Photo Courtesy Eco Lips
That instinct to keep its footprint small runs through the operation. The 90,000-square-foot Cedar Rapids plant that it moved to in 2021 runs on renewable energy, and the company has purchased wind energy credits since 2004. Likewise, solar installed at an earlier site in Marion was projected to supply about three-quarters of that location’s electricity. “We’re also 3 times more likely to use 100% low-impact renewable energy in comparison to ordinary businesses,” Eco Lips wrote. At the current facility, Opportunity Iowa reports that fully and semi-automated lines fill more than 30,000 tubes per hour.

Photo Courtesy Eco Lips
Steve credits the discipline of becoming a Certified B Corporation, a designation Eco Lips has held since 2013, with a current B Impact score of 81.6, well above the 50.9 median for companies that take the assessment. “Becoming a B-Corp gave us the framework to understand true sustainability,” he said. “It just so happens, too, that the better we do sustainability-wise, the more money we make, which is crazy.” As Eco Lips described, “We don’t give lip service to sustainability; we live it every day.”

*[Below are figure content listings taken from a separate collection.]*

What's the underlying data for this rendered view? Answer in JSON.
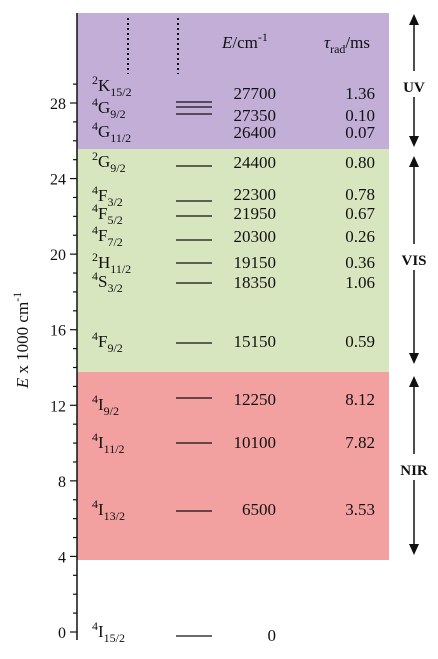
{
  "axis": {
    "label_main": "E",
    "label_rest": " x 1000 cm",
    "label_exp": "-1",
    "ticks": [
      "0",
      "4",
      "8",
      "12",
      "16",
      "20",
      "24",
      "28"
    ]
  },
  "header": {
    "energy_symbol": "E",
    "energy_unit": "/cm",
    "energy_unit_exp": "-1",
    "tau_symbol": "τ",
    "tau_sub": "rad",
    "tau_unit": "/ms"
  },
  "regions": [
    {
      "name": "UV",
      "color": "#c3aed8"
    },
    {
      "name": "VIS",
      "color": "#d8e6c0"
    },
    {
      "name": "NIR",
      "color": "#f2a0a0"
    }
  ],
  "levels": [
    {
      "term": "K",
      "mult": "2",
      "j": "15/2",
      "energy": "27700",
      "tau": "1.36"
    },
    {
      "term": "G",
      "mult": "4",
      "j": "9/2",
      "energy": "27350",
      "tau": "0.10"
    },
    {
      "term": "G",
      "mult": "4",
      "j": "11/2",
      "energy": "26400",
      "tau": "0.07"
    },
    {
      "term": "G",
      "mult": "2",
      "j": "9/2",
      "energy": "24400",
      "tau": "0.80"
    },
    {
      "term": "F",
      "mult": "4",
      "j": "3/2",
      "energy": "22300",
      "tau": "0.78"
    },
    {
      "term": "F",
      "mult": "4",
      "j": "5/2",
      "energy": "21950",
      "tau": "0.67"
    },
    {
      "term": "F",
      "mult": "4",
      "j": "7/2",
      "energy": "20300",
      "tau": "0.26"
    },
    {
      "term": "H",
      "mult": "2",
      "j": "11/2",
      "energy": "19150",
      "tau": "0.36"
    },
    {
      "term": "S",
      "mult": "4",
      "j": "3/2",
      "energy": "18350",
      "tau": "1.06"
    },
    {
      "term": "F",
      "mult": "4",
      "j": "9/2",
      "energy": "15150",
      "tau": "0.59"
    },
    {
      "term": "I",
      "mult": "4",
      "j": "9/2",
      "energy": "12250",
      "tau": "8.12"
    },
    {
      "term": "I",
      "mult": "4",
      "j": "11/2",
      "energy": "10100",
      "tau": "7.82"
    },
    {
      "term": "I",
      "mult": "4",
      "j": "13/2",
      "energy": "6500",
      "tau": "3.53"
    },
    {
      "term": "I",
      "mult": "4",
      "j": "15/2",
      "energy": "0",
      "tau": ""
    }
  ]
}
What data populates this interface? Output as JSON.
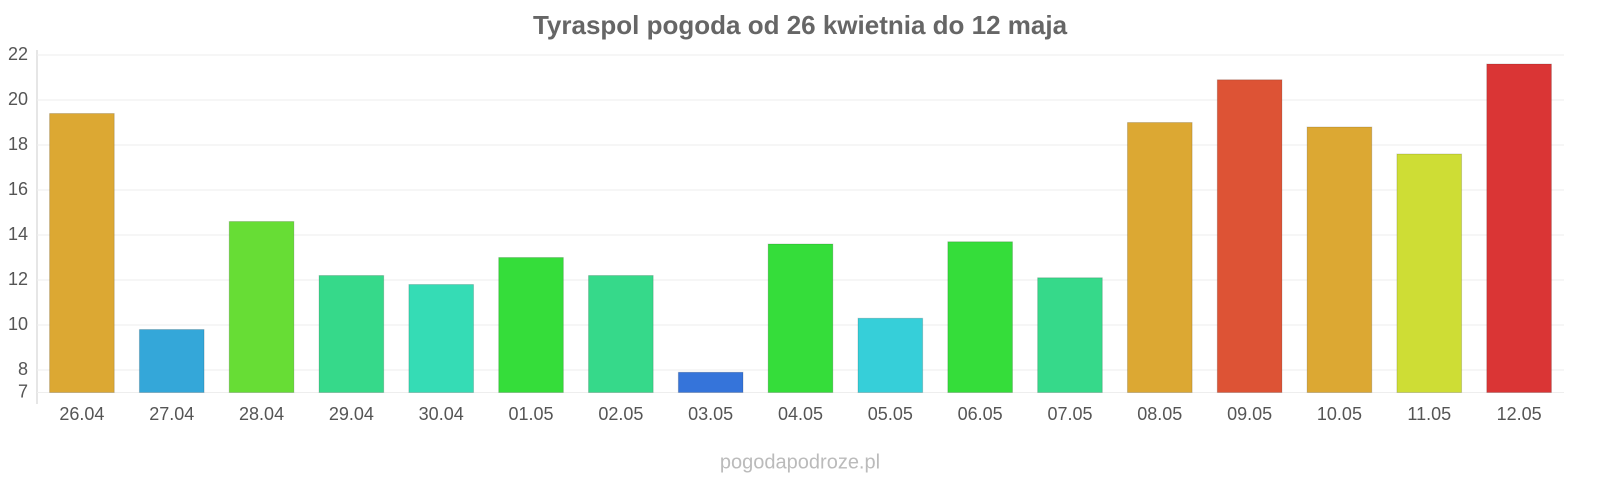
{
  "chart_data": {
    "type": "bar",
    "title": "Tyraspol pogoda od 26 kwietnia do 12 maja",
    "categories": [
      "26.04",
      "27.04",
      "28.04",
      "29.04",
      "30.04",
      "01.05",
      "02.05",
      "03.05",
      "04.05",
      "05.05",
      "06.05",
      "07.05",
      "08.05",
      "09.05",
      "10.05",
      "11.05",
      "12.05"
    ],
    "values": [
      19.4,
      9.8,
      14.6,
      12.2,
      11.8,
      13.0,
      12.2,
      7.9,
      13.6,
      10.3,
      13.7,
      12.1,
      19.0,
      20.9,
      18.8,
      17.6,
      21.6
    ],
    "colors": [
      "#dca833",
      "#34a7d9",
      "#67dd35",
      "#36d98a",
      "#35dcb5",
      "#35dd3a",
      "#36d98a",
      "#3574da",
      "#35dd3a",
      "#36cfd9",
      "#35dd3a",
      "#36d98a",
      "#dca833",
      "#dd5335",
      "#dca833",
      "#cedd35",
      "#da3535"
    ],
    "ylim": [
      7,
      22
    ],
    "yticks": [
      7,
      8,
      10,
      12,
      14,
      16,
      18,
      20,
      22
    ],
    "grid": true,
    "source": "pogodapodroze.pl"
  }
}
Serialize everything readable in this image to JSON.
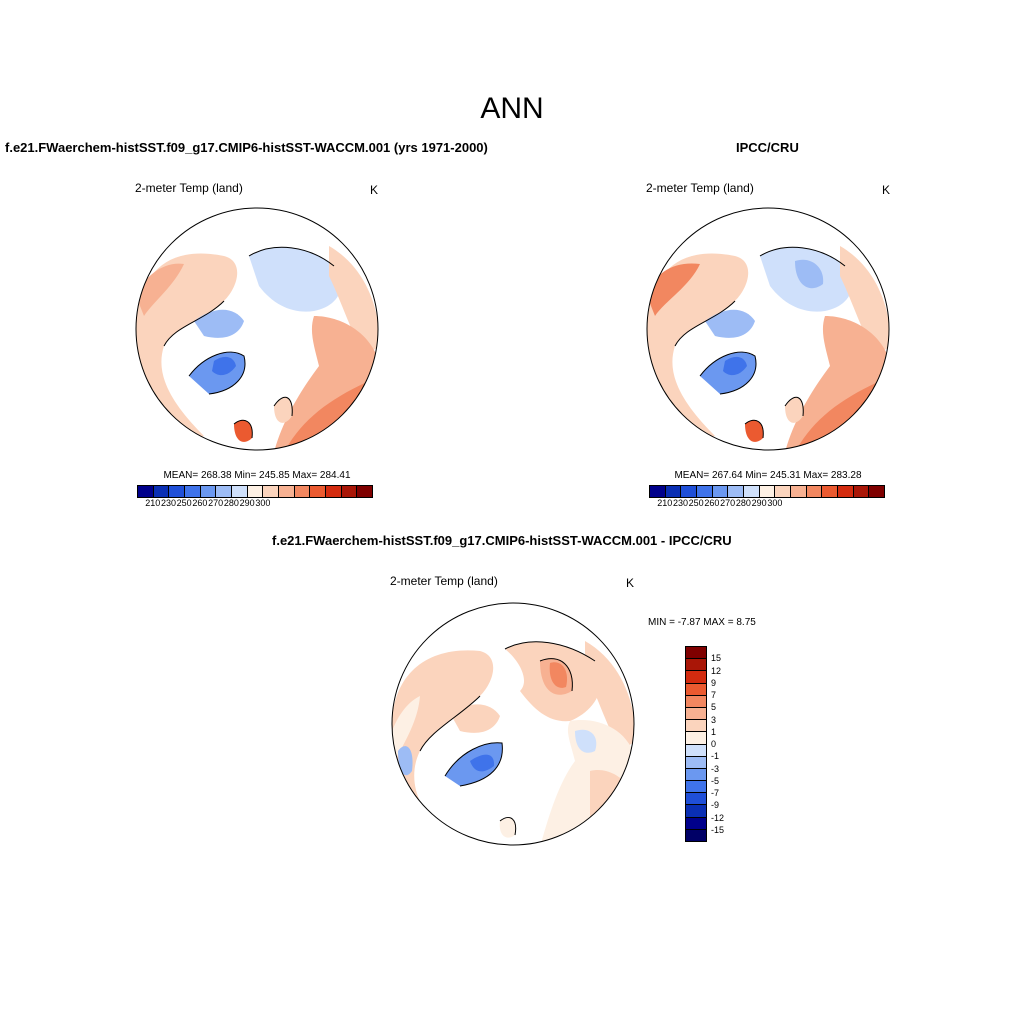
{
  "figure": {
    "title": "ANN",
    "bottom_title": "f.e21.FWaerchem-histSST.f09_g17.CMIP6-histSST-WACCM.001 - IPCC/CRU"
  },
  "panels": [
    {
      "title": "f.e21.FWaerchem-histSST.f09_g17.CMIP6-histSST-WACCM.001 (yrs 1971-2000)",
      "variable": "2-meter Temp (land)",
      "units": "K",
      "stats": "MEAN= 268.38   Min= 245.85   Max= 284.41"
    },
    {
      "title": "IPCC/CRU",
      "variable": "2-meter Temp (land)",
      "units": "K",
      "stats": "MEAN= 267.64   Min= 245.31   Max= 283.28"
    },
    {
      "title": "",
      "variable": "2-meter Temp (land)",
      "units": "K",
      "stats": "MIN =  -7.87 MAX =   8.75"
    }
  ],
  "colorbars": {
    "absolute": {
      "colors": [
        "#00008b",
        "#0a2fb4",
        "#1f4fd8",
        "#3f73ea",
        "#6b98f0",
        "#9dbcf5",
        "#cfe0fb",
        "#fdf0e4",
        "#fbd4bd",
        "#f7b192",
        "#f28760",
        "#eb5a30",
        "#d32b0f",
        "#a91607",
        "#7f0000"
      ],
      "labels": [
        "210",
        "230",
        "250",
        "260",
        "270",
        "280",
        "290",
        "300"
      ]
    },
    "difference": {
      "colors": [
        "#7f0000",
        "#a91607",
        "#d32b0f",
        "#eb5a30",
        "#f28760",
        "#f7b192",
        "#fbd4bd",
        "#fdf0e4",
        "#cfe0fb",
        "#9dbcf5",
        "#6b98f0",
        "#3f73ea",
        "#1f4fd8",
        "#0a2fb4",
        "#00008b",
        "#000066"
      ],
      "labels": [
        "15",
        "12",
        "9",
        "7",
        "5",
        "3",
        "1",
        "0",
        "-1",
        "-3",
        "-5",
        "-7",
        "-9",
        "-12",
        "-15"
      ]
    }
  }
}
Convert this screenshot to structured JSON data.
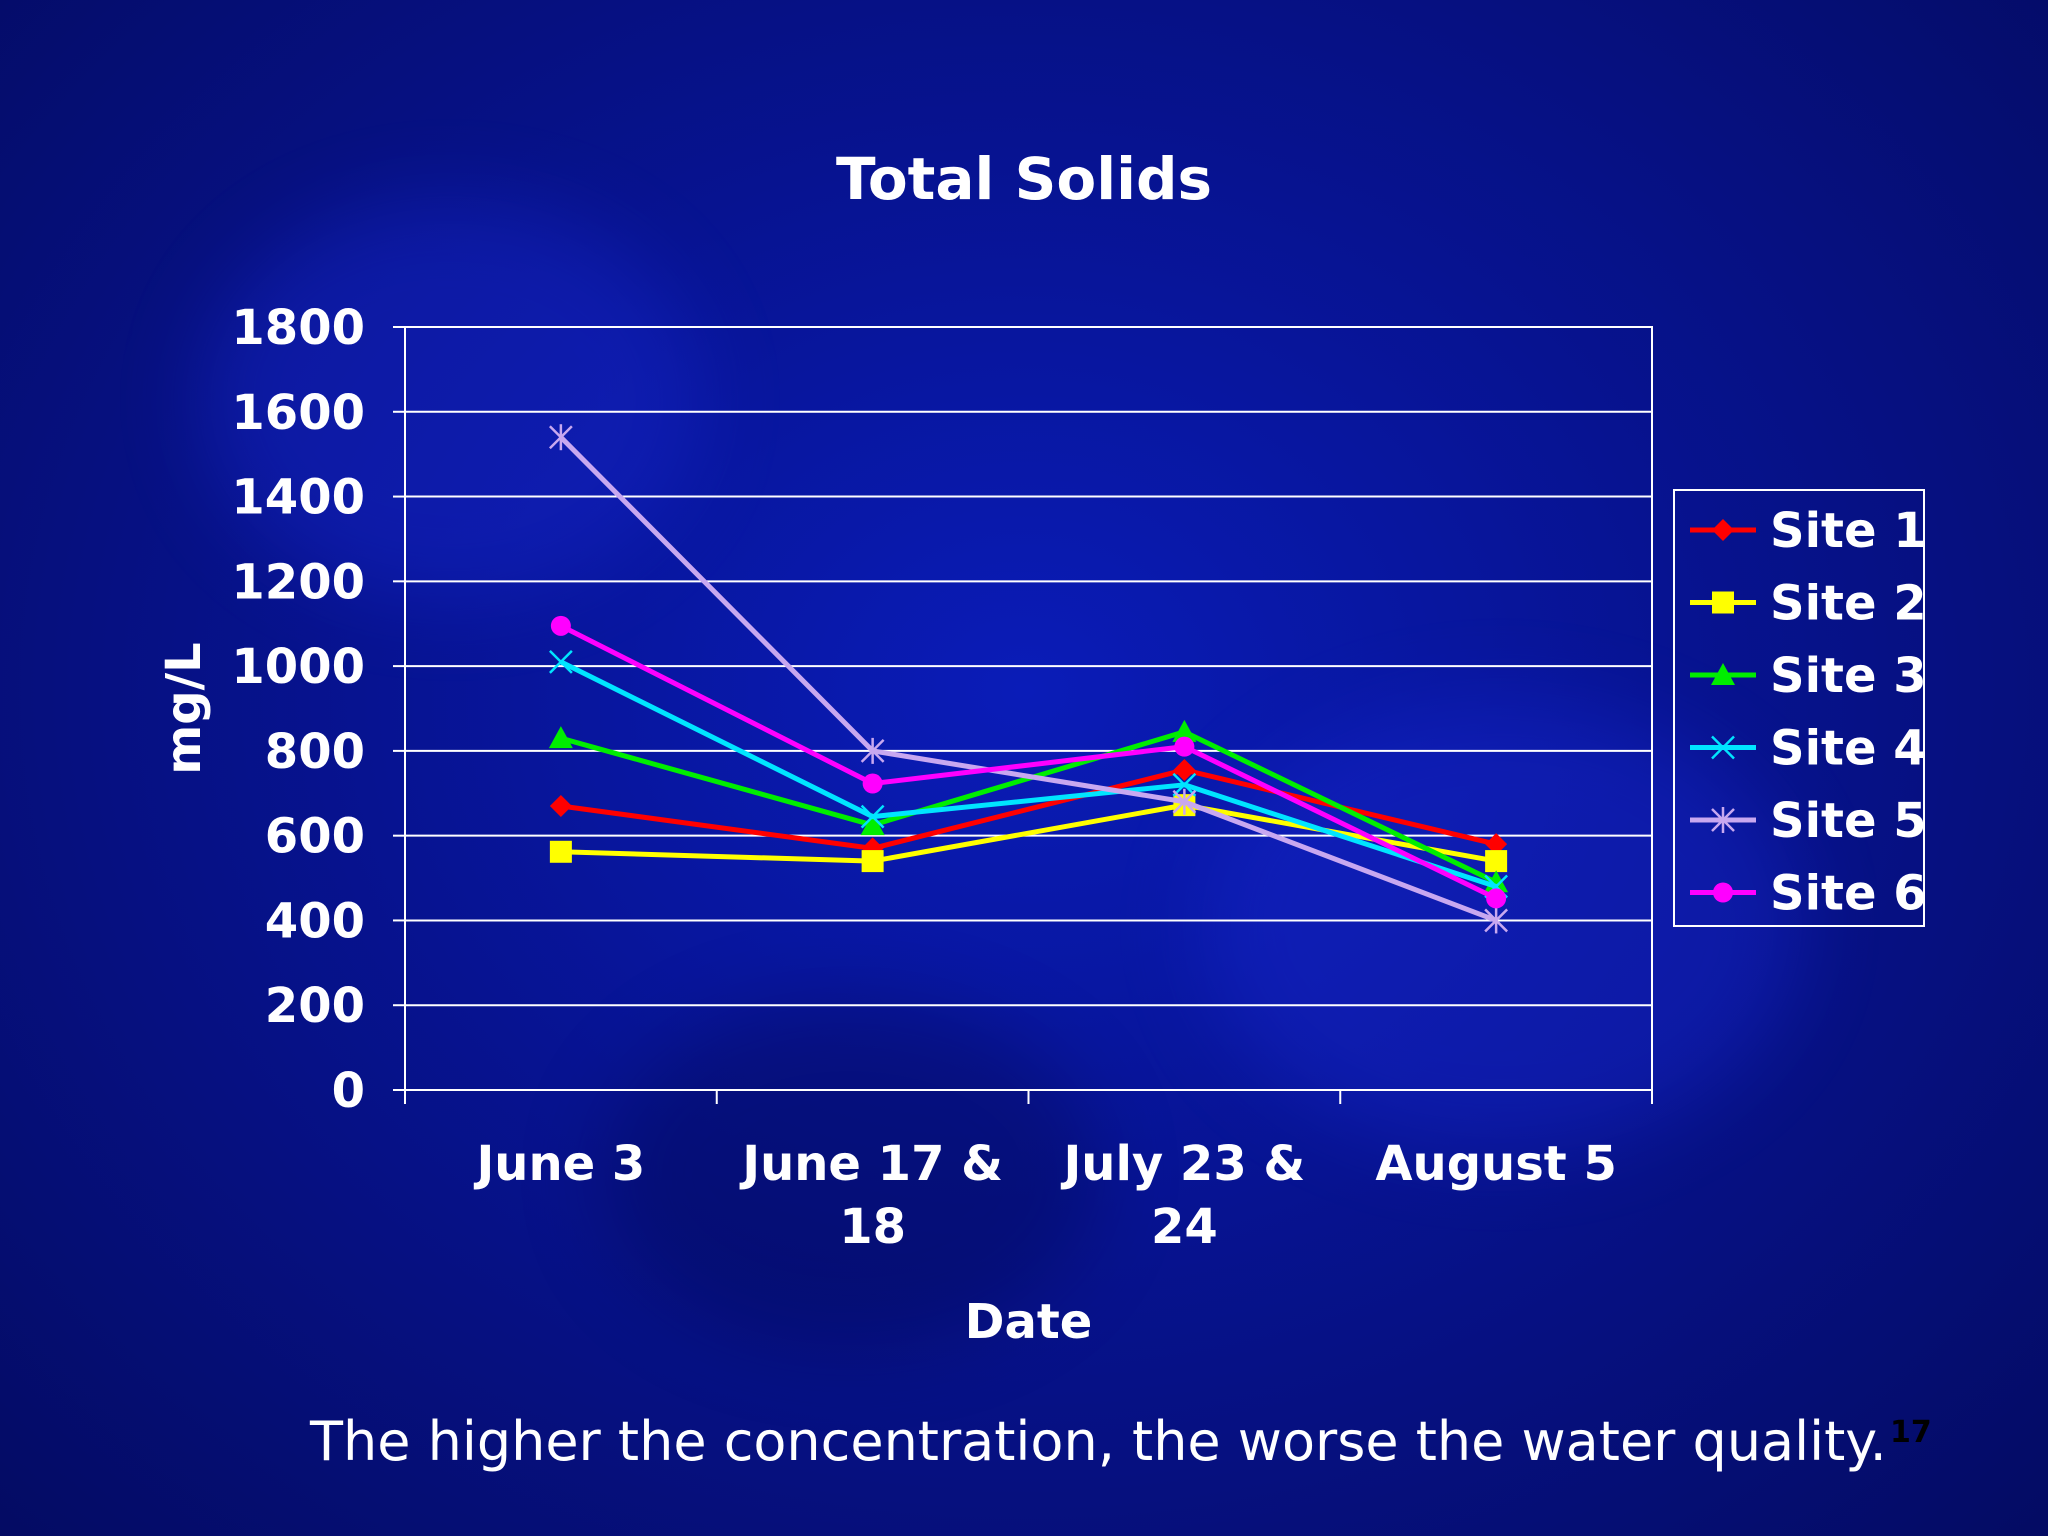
{
  "slide": {
    "footer": "The higher the concentration, the worse the water quality.",
    "page_number": "17"
  },
  "chart_data": {
    "type": "line",
    "title": "Total Solids",
    "xlabel": "Date",
    "ylabel": "mg/L",
    "categories": [
      [
        "June 3"
      ],
      [
        "June 17 &",
        "18"
      ],
      [
        "July 23 &",
        "24"
      ],
      [
        "August 5"
      ]
    ],
    "ylim": [
      0,
      1800
    ],
    "yticks": [
      0,
      200,
      400,
      600,
      800,
      1000,
      1200,
      1400,
      1600,
      1800
    ],
    "grid": true,
    "legend_position": "right",
    "series": [
      {
        "name": "Site 1",
        "color": "#ff0000",
        "marker": "diamond",
        "values": [
          670,
          570,
          755,
          580
        ]
      },
      {
        "name": "Site 2",
        "color": "#ffff00",
        "marker": "square",
        "values": [
          562,
          540,
          672,
          540
        ]
      },
      {
        "name": "Site 3",
        "color": "#00ee00",
        "marker": "triangle",
        "values": [
          830,
          625,
          845,
          490
        ]
      },
      {
        "name": "Site 4",
        "color": "#00e5ff",
        "marker": "x",
        "values": [
          1010,
          645,
          720,
          480
        ]
      },
      {
        "name": "Site 5",
        "color": "#c8a8f0",
        "marker": "asterisk",
        "values": [
          1540,
          800,
          680,
          400
        ]
      },
      {
        "name": "Site 6",
        "color": "#ff00ff",
        "marker": "circle",
        "values": [
          1095,
          723,
          810,
          452
        ]
      }
    ]
  }
}
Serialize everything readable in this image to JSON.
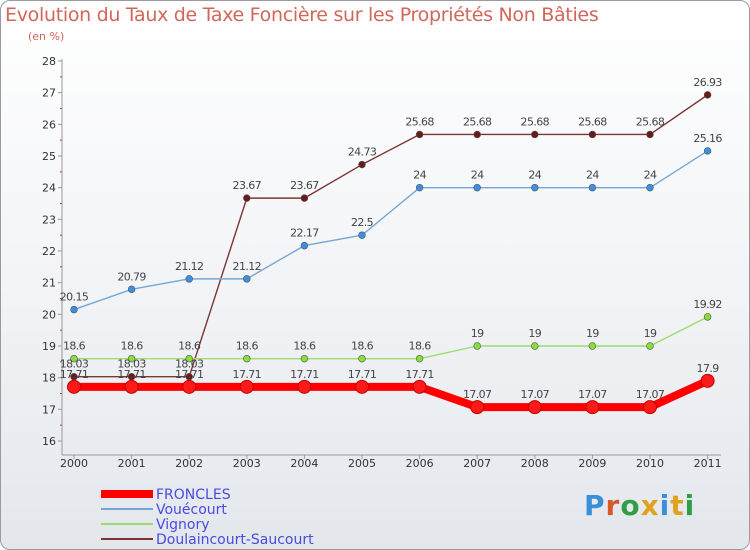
{
  "header": {
    "title": "Evolution du Taux de Taxe Foncière sur les Propriétés Non Bâties",
    "unit": "(en %)"
  },
  "logo": {
    "text": "Proxiti"
  },
  "chart_data": {
    "type": "line",
    "title": "Evolution du Taux de Taxe Foncière sur les Propriétés Non Bâties",
    "ylabel": "(en %)",
    "xlabel": "",
    "ylim": [
      16,
      28
    ],
    "y_ticks": [
      16,
      17,
      18,
      19,
      20,
      21,
      22,
      23,
      24,
      25,
      26,
      27,
      28
    ],
    "categories": [
      "2000",
      "2001",
      "2002",
      "2003",
      "2004",
      "2005",
      "2006",
      "2007",
      "2008",
      "2009",
      "2010",
      "2011"
    ],
    "legend_position": "bottom-left",
    "grid": false,
    "series": [
      {
        "name": "FRONCLES",
        "color": "#ff0000",
        "marker_fill": "#ff1a1a",
        "values": [
          17.71,
          17.71,
          17.71,
          17.71,
          17.71,
          17.71,
          17.71,
          17.07,
          17.07,
          17.07,
          17.07,
          17.9
        ],
        "labels": [
          "17.71",
          "17.71",
          "17.71",
          "17.71",
          "17.71",
          "17.71",
          "17.71",
          "17.07",
          "17.07",
          "17.07",
          "17.07",
          "17.9"
        ]
      },
      {
        "name": "Vouécourt",
        "color": "#76a6d6",
        "marker_fill": "#3c8fe3",
        "values": [
          20.15,
          20.79,
          21.12,
          21.12,
          22.17,
          22.5,
          24,
          24,
          24,
          24,
          24,
          25.16
        ],
        "labels": [
          "20.15",
          "20.79",
          "21.12",
          "21.12",
          "22.17",
          "22.5",
          "24",
          "24",
          "24",
          "24",
          "24",
          "25.16"
        ]
      },
      {
        "name": "Vignory",
        "color": "#9bdc6a",
        "marker_fill": "#86e03a",
        "values": [
          18.6,
          18.6,
          18.6,
          18.6,
          18.6,
          18.6,
          18.6,
          19,
          19,
          19,
          19,
          19.92
        ],
        "labels": [
          "18.6",
          "18.6",
          "18.6",
          "18.6",
          "18.6",
          "18.6",
          "18.6",
          "19",
          "19",
          "19",
          "19",
          "19.92"
        ]
      },
      {
        "name": "Doulaincourt-Saucourt",
        "color": "#7b3535",
        "marker_fill": "#6b1a1a",
        "values": [
          18.03,
          18.03,
          18.03,
          23.67,
          23.67,
          24.73,
          25.68,
          25.68,
          25.68,
          25.68,
          25.68,
          26.93
        ],
        "labels": [
          "18.03",
          "18.03",
          "18.03",
          "23.67",
          "23.67",
          "24.73",
          "25.68",
          "25.68",
          "25.68",
          "25.68",
          "25.68",
          "26.93"
        ]
      }
    ]
  }
}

Beyond donating 1% of profits, the company has also backed its community when disaster struck close to home. After the August 2020 derecho tore through Iowa, causing $23.6 million in damage to public infrastructure, Eco Lips pledged $5,000 to Trees Forever‘s tree-recovery program and $2,500 to the Indian Creek Nature Center‘s beekeeping program. “We need our tree canopy back; we need Trees Forever,” Steve said at the time. “We also need to save the bees.” The company also supports SheJumps, which gets girls and women into the outdoors. Likewise, it supports communities around the world through Fair Trade-certified products, offering transparent sourcing that contributes to fair wages and better working conditions. Eco Lips explains, “We create opportunities for organic and fair trade farmers around the world to live with dignity, support themselves and their families, and make a contribution to their communities.”

Photo Courtesy Eco Lips
Steve originally founded Eco Lips in California, but he came home to Iowa for its central location, workforce, lower cost of living, and a community that understood and supported manufacturing. “There’s no better place to be in business than Iowa,” he said. More than two decades in, the work is the same as it was at the stovetop, even though it is now valued between $20 million and $30 million. “It’s still about problem-solving every day to try to get better.”